M. Copé, si un candidat UMP arrive derrière le FN, retirez-le, et appelez à battre la gauche !

Cher Monsieur Copé,

En ces temps décisifs où la gauche socialiste, communiste, immigrationniste, est très proche de s’emparer du dernier pouvoir qu’elle n’a pas, l’Assemblée Nationale, vous avez déclaré que «voter Le Pen, c’est avoir la gauche et Taubira».

Cette formule est bien intéressante. Qu’il me soit permis d’en discuter car ce slogan n’a pas été analysé pour ce qu’il signifie mais a seulement été étrillé par la presse «bien pensante» à cause de la couleur de peau de Mme Taubira.
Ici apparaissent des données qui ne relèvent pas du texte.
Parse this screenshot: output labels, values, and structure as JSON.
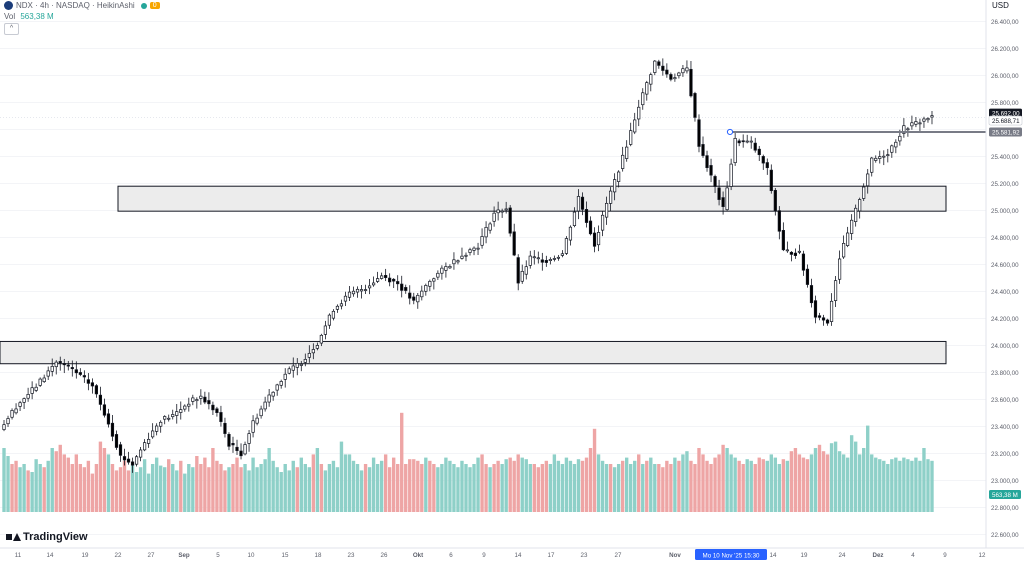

En fait, la question que vous posez à travers ce slogan relève du choix que doit faire un électeur du Front National lorsqu’il est en passe d’arbitrer un duel UMP contre PS au second tour d’une élection. Toutefois, vous tentez d’imaginer que ce choix ne serait pas lié à celui d’un électeur de l’UMP du premier tour qui aurait, au second, le choix entre un candidat PS et un candidat Front national. En réalité, ces choix sont symétriques.

Illustrons. Pour les 6,4 millions d’électeurs qui ont voté pour Marine Le Pen le 22 avril, la question de savoir s’il fallait voter pour Nicolas Sarkozy, ou le laisser se faire battre par Hollande, s’est posée le 6 mai. Une moitié d’entre eux (51%), ont choisi de voter pour celui qui a très bien parlé de la Nation française dans les dernières semaines de son quinquennat mais qui n’a pas appliqué son programme de 2007 concernant l’immigration et l’islamisation de la France.

Un tiers s’est abstenu ou a voté blanc, estimant que certains lieutenants de Nicolas Sarkozy les avaient insultés, ou retenant surtout que ces derniers avaient déclaré voter socialiste en cas de duel FN / PS (Nathalie Kosiusko Morizet ou François Fillon).

Or comment serait-il possible que ces électeurs votent pour l’UMP quand elle est en duel contre le PS si à l’inverse, lorsqu’il y a un duel PS / FN, les dirigeants de l’UMP n’appellent pas à voter pour le candidat de la droite nationale ? 

Ce problème se pose depuis 1988. Jusqu’à maintenant, la droite a plusieurs fois laissé la gauche s’emparer du pouvoir de ruiner la France, notamment en remplaçant sa population par une autre population, plutôt que de faire une alliance électorale avec le Front National. 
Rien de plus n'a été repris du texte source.